The programmer introducing Girls State said the film proved inspirational when he first watched it with his 15-year-old daughter—though shy, she was motivated after watching this film to join the “Virtual Enterprise club” at her school. The audience applauded, but this didn’t seem terribly uplifting to me, not least because the student organization’s name sounded ominous. According to Virtual Enterprises International’s website, this program simulates running a business: “Students establish and run departments such as Administration, Accounting, Finance, Sales, Marketing, Human Resources and IT, produce key deliverables required in a real business and are evaluated based on industry standards.” I can’t imagine that a 15-year-old playing HR director is going to do American society any good at all, let alone the kids.

Coming up to introduce the film, Moss defined it as a “sibling,” not sequel, to 2020’s uptempo Boys State, which followed teenage Texans in their weeklong participation in the government simulation program held in every state save Hawaii. Girls State shifts its attention to the sister program held in Missouri in 2022, in the days before the Supreme Court rolled back Roe v. Wade but after the leak of its draft decision (a particularly nasty detail of recent history I’d already forgotten). Like its predecessor and War Game, this is shot in widescreen (by seven credited cinematographers), a format choice that inherently spectacularizes and ennobles the proceedings. Though not as lively as Boys State, Girls State builds to a genuine political breakthrough: Starved for substantive discussion, the young girls collectively realize that the real issue is the program itself and its regressive demands that they cover up in cardigans whenever they run into Boys State, who are also on campus for their program. As the Girls State program unsatisfactorily progresses, one participant does a little research and finds out that sexism is baked into both programs’ funding: $600k for Boys State, $200k for Girls State. Lived politics is often a question of administration, and the students are 100% right to recognize that and push back. 

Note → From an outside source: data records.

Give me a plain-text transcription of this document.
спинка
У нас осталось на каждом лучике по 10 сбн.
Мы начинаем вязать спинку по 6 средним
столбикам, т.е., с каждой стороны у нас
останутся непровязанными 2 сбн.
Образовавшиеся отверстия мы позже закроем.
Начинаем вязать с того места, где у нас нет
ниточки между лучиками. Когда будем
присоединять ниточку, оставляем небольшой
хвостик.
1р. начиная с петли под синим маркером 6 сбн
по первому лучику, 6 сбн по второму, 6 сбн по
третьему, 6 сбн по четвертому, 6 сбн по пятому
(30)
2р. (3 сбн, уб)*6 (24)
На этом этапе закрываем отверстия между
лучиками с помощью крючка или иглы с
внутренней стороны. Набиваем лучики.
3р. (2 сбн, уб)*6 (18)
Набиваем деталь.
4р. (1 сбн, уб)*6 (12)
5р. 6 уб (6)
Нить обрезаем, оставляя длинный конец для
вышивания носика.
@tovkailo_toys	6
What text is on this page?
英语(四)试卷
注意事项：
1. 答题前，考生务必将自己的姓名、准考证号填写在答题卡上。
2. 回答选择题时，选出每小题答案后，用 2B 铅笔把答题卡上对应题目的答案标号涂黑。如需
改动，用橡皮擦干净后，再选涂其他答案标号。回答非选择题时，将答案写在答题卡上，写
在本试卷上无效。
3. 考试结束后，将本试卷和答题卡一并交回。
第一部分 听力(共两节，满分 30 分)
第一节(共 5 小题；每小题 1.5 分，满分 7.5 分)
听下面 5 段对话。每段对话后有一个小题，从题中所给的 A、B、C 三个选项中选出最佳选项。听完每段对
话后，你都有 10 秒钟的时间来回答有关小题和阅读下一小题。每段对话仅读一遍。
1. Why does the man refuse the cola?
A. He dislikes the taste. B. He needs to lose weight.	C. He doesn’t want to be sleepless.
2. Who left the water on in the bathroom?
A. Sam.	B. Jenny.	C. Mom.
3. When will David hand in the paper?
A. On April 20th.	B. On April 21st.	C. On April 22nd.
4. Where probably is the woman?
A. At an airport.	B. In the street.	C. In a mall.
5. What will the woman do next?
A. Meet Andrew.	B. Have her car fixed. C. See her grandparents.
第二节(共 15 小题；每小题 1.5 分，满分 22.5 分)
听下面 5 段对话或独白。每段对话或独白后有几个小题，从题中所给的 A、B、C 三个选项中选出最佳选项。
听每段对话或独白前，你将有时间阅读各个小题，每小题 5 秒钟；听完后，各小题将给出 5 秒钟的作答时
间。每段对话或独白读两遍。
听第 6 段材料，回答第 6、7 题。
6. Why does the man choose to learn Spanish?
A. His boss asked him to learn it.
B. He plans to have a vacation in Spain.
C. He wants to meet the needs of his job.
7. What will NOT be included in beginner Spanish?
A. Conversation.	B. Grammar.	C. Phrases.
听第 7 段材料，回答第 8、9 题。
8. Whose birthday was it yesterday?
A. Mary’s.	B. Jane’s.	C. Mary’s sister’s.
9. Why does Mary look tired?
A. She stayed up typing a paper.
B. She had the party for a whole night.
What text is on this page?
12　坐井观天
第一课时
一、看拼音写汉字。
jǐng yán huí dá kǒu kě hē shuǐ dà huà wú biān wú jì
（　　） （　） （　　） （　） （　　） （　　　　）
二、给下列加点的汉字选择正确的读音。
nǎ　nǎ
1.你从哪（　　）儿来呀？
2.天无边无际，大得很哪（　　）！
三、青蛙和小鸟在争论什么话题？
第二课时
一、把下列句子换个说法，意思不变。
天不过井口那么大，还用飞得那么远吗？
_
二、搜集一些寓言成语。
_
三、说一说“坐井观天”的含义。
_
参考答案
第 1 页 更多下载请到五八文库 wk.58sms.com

There is, however, only so far I can go with what both the program and the film propose as far as the inherent value of “having a conversation” goes. It honestly breaks my heart to hear a young conservative girl describe in detail why, while she doesn’t really plan to buy an AR-15, she likes that she has the option, because if someone broke into her house she’d be too scared to fire a smaller weapon accurately. This is a paranoid vision straight out of Death Wish; it’s difficult for me to believe that suburban America is a nightly wasteland of playing “who shoots first?” in the TV den. The film’s notable craft didn’t leave me convinced that there’s any cause for optimism, because I fundamentally reject the underlying premises.